With Thanksgiving and Black Friday marking the official start of the all-important holiday season ahead, retailers are hoping for a lot of green in their Christmas stockings so they don’t have to worry about turning blue from a frosty holiday selling period and seeing red in their year-end balance sheet.
So far, the big retail winners are Walmart, Target and the off price retailers, all of which posted solid third-quarter results. Their strong performance is expected to continue through the holidays.
Macy’s remains upbeat on holiday sales, but lowered its guidance for fiscal 2019 following a disappointing third quarter. Ditto for Kohl’s regarding its lowered forecasts and not-so-great third quarter performance. Smaller retailers also have their corresponding share of worries.
The problem is that this holiday season will be highly promotional, maybe even more so than in 2018. According to Cowen & Co.’s Oliver Chen, retailers have elevated inventories, women’s apparel items are receiving negative customer responses, merchants are marking down product, thanks to the warmer temperatures.

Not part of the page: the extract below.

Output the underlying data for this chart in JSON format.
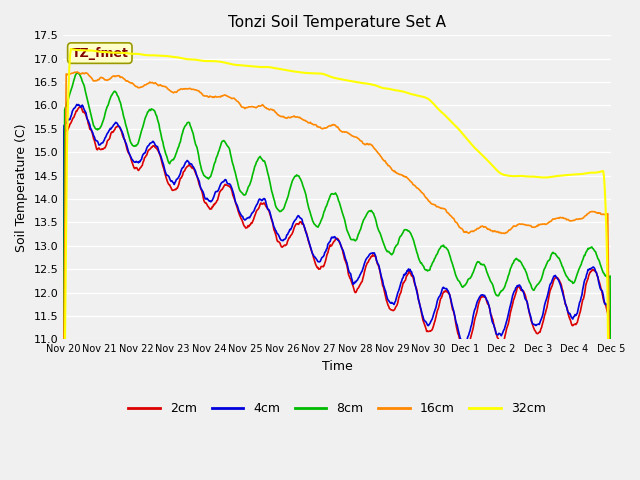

All of that doesn’t bode too well for apparel sales. Chen said specialty and apparel-related inventory levels appear outsized compared with some of their competitors. Re-commerce and subscription options, as well as the spending shift to experiential, “could weigh on holiday spending on apparel this season,” he said.
And the quality of sales, due to the promotional environment, will end up hurting retail margins. Chen noted that a number of retailers in his coverage universe “have already cut guidance at least once, and will need to report strong comps to avoid missing lowered expectations.”
“We view the assortments at Tiffany, Tapestry (at Kate Spade) and Nordstrom as the most gift-able this season, while the convenience and omnichannel flexibility excellence at Target, Walmart and Nordstrom will be a positive competitive advantage to maximize conversion within a tight shopping calendar,” Chen said.
And while the expectation is that online shopping will continue to grow, the experience might not be so rosy on that front. According to an online study from Pitney Bowes, consumer dissatisfaction with their holiday shopping experience has doubled to 60 percent in four years. The top three complaints: delayed shipments, shipping costs and inaccurate tracking—areas retailers might want to focus on to keep their customers happy.
Lila Snyder, an executive vice president at Pitney Bowes and president at its commercial services division, said, “Despite the significant investments retailers and marketplaces are making in the online shopping experience, consumers continue to be disappointed, especially around the holidays.”
As more spending is shifting online, retailers need to “shift resources and investments to areas like fast and free shipping, accurate tracking and free and easy returns to keep up with consumer expectation,” Snyder added.